Подвал сверкал, как пещера Аладдина. Сверканием он был обязан отчасти свеженькому целлофану, обволакивавшему целые упаковки пластмассовых и картонных коробок, отчасти блеску флаконов, которые высыпались из одной такой вскрытой коробки вблизи входа — и попались Гале под ноги.
— Метандростенолон… ретаболил… — сквозь целлофан разбирал до боли знакомые ему названия Зайчик. — Тестостерона пропионат… нандолона деканоат… Галочка, ты топчешься в долларах… Станоцолол… метадиенон…
Когда они поднялись наверх, Яковлев доложил, что нотариус пытался сбежать через окно мужского туалета.
— Как я его понимаю, — весело прокомментировал майор Зайчик.
38
«Что они мне ввели?» Терзаясь этим вопросом в ожидании действия снадобья, щедро впрыснутого злым доктором Айболитом, Гордеев не имел в виду химическую формулу или даже название: в фармакологии он безнадежно плавал. Его бы вполне устроило, если бы похитители хоть намекнули, какого эффекта они ожидают от этого крайне болезненного и небрежно сделанного укола. О существовании «наркотика правды» Гордеев был осведомлен, как и все добропорядочные обыватели, судящие о мире шпионских интриг по боевикам, но не имел информации относительно того, насколько этот наркотик распространен. «Нет, вряд ли такое законспирированное вещество попало в руки отморозкам, — утешал он себя. — Если бы они и впрямь располагали „наркотиком правды“, чего проще: ввести его мне сразу, едва я попал к ним в руки, узнать все, что надо, а потом пристрелить…» Боль в бедре становилась жарче, лекарство распространялось волнами по всему телу из этого пылающего очага. В голове, пальцах рук и ног возникло неистовое жжение, они начали пульсировать, разбухать, будто презервативы, в которые вливают воду, непрерывно вливают и вливают, добиваясь, чтобы они лопнули. По сравнению с этими чрезмерно раздавшимися конечностями туловище съежилось, точно гнилой усохший плод. Садисты! Сволочи! Если в их арсенале присутствуют анаболики, способные превратить женщину в мужчину, а заурядного мужчину — в раздутого буграми мускулов качка, почему не быть средствам, которые нормального человека могут превратить в достойного жалости уродца? За считаные минуты…
«Очнись, Юра! — скомандовал сам себе Гордеев. — За считаные минуты ничего произойти не может.
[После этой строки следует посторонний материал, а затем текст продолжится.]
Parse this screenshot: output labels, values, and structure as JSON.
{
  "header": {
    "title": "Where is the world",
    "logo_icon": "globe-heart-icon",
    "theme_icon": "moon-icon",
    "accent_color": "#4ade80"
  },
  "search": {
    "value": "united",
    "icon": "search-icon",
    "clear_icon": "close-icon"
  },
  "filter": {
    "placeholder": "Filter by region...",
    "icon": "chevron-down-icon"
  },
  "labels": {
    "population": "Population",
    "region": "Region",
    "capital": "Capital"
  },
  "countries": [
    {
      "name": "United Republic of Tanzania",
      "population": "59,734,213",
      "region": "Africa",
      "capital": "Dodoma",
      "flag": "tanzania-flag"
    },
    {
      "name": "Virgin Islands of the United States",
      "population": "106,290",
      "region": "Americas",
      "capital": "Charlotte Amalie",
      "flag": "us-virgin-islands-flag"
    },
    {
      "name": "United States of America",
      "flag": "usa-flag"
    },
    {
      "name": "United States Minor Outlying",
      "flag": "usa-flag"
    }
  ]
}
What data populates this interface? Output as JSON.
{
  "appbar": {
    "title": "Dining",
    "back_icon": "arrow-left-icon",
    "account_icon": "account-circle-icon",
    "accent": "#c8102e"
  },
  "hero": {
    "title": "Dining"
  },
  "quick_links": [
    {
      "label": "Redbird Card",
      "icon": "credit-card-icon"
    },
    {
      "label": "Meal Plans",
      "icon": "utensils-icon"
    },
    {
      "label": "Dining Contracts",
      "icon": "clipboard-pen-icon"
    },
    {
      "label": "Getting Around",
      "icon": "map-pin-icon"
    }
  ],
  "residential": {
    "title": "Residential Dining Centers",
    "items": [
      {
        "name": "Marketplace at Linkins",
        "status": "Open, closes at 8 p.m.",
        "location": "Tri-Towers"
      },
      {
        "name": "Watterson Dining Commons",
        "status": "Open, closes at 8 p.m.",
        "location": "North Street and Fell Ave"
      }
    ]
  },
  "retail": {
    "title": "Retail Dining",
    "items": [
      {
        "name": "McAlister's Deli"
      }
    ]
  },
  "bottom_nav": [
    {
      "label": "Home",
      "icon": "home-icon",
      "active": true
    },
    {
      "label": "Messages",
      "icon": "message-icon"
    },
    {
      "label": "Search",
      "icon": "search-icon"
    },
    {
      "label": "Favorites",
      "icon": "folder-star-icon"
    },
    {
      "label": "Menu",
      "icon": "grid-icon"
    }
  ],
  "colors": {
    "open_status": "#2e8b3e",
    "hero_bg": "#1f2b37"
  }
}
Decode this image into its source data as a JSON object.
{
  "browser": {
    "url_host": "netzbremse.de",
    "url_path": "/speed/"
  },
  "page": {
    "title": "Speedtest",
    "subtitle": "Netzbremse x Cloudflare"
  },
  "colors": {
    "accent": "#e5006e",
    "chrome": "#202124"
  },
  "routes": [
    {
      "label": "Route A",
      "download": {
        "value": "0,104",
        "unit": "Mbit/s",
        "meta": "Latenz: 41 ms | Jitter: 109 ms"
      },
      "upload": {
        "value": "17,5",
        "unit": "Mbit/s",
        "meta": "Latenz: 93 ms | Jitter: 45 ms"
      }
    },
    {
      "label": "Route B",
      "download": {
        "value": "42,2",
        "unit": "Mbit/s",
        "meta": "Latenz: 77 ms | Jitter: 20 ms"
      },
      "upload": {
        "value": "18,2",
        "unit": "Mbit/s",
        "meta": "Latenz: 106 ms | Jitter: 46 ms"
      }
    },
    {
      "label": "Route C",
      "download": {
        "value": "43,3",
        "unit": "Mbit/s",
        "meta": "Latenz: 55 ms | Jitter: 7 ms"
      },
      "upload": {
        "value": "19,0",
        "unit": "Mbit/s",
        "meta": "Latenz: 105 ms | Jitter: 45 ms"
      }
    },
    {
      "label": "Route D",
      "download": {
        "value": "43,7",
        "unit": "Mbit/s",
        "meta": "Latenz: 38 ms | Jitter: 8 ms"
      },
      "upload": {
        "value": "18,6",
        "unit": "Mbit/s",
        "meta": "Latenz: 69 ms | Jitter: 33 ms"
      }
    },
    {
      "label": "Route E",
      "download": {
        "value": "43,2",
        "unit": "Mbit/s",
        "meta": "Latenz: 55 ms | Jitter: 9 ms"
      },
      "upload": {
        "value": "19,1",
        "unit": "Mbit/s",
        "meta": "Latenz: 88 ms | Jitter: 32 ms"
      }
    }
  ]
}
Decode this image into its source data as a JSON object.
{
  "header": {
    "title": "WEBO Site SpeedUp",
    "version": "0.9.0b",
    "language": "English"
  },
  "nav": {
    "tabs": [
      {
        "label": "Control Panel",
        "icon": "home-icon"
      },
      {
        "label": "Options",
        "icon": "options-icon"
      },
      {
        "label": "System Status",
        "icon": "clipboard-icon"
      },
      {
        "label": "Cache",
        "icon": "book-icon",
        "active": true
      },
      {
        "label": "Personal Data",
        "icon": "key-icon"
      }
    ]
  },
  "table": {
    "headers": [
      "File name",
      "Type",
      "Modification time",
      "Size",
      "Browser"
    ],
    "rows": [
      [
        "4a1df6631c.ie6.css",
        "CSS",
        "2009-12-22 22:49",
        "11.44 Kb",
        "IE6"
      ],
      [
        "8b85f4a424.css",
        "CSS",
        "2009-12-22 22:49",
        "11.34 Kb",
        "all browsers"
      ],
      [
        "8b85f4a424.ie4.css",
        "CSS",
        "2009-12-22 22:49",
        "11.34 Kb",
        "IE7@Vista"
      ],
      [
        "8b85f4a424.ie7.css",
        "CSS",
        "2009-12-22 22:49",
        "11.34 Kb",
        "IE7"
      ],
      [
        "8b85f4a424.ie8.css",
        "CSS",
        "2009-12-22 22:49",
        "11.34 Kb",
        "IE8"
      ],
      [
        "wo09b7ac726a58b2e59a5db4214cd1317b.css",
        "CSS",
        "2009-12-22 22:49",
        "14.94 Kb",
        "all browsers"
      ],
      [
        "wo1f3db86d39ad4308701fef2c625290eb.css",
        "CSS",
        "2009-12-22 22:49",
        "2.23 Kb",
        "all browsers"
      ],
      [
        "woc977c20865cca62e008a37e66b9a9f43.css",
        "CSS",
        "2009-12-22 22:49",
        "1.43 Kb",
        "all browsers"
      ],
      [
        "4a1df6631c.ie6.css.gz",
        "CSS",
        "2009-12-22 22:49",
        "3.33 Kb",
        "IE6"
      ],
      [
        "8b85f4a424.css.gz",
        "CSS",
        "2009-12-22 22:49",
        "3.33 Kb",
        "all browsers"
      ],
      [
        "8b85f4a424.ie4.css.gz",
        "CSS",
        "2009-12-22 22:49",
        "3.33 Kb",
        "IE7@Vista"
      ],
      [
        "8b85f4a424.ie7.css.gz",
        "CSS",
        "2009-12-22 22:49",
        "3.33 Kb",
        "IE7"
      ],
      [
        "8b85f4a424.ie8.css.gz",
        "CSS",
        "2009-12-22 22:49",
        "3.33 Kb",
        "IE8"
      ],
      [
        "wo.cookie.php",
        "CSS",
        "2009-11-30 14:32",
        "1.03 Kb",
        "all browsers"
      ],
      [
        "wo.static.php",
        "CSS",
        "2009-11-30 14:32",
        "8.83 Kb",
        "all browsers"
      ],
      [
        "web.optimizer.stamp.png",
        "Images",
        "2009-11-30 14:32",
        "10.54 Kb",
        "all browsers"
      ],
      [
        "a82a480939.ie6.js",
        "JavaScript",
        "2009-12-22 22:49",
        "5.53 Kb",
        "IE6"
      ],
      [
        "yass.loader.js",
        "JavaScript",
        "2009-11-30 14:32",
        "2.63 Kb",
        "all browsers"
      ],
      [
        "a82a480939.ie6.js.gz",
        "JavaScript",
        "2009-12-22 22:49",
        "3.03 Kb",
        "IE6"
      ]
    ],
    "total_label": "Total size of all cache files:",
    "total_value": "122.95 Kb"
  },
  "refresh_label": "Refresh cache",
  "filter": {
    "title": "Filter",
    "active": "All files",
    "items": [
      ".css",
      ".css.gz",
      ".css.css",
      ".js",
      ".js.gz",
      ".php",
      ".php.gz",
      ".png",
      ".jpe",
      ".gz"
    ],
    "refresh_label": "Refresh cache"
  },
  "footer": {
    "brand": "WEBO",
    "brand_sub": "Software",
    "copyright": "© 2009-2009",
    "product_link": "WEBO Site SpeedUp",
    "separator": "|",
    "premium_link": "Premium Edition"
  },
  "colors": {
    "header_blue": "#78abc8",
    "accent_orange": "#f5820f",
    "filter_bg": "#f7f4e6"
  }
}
Живой организм — не картинка на экране компьютера, которую легко растянуть и сжать. Такие изменения способен произвести только нож хирурга, и то, наверное, не меньше чем за год, потому что если сразу, человек бы умер. Это все тебе мерещится. Ну же, приди в себя! Мерещится, мерещится, мерещится…»
Голос разума подсказывал истину, но становился все тоньше, отодвигался на периферию, в то время как сознание Гордеева заполнялось нестерпимой болью происходящих с ним превращений, а происходили они наяву, вещно, зримо для других или только в его мозгу, значения не имело. Слово «мерещится» истончалось, извивалось, трансформировалось, пока не превратилось в «мерещицу» — тварь, похожую на щуку, но с жалом насекомого. Все становится кошмаром для помещенного в кошмар. Что это? Кто это? Адвокат Гордеев не узнавал своего привычного тела, он перетек в какого-то моллюска, выковырянного из раковины, в розовое склизкое приплюснутое создание, на которое вот-вот наступит рифленая подошва чьего-то вездехода-сапога. При этом голова разрасталась, ей становилось тесно под кирпичными сводами, она не выдерживала давления, распиравшего ее изнутри. Память подсказала, что похожие чувства Юра переживал в глубоком детстве, когда болел ветрянкой. Но тогда это был всего лишь горячечный бред, сквозь который пробивалась действительность — чашкой воды, рукой матери, прохладой градусника. Теперь же… все было… наяву!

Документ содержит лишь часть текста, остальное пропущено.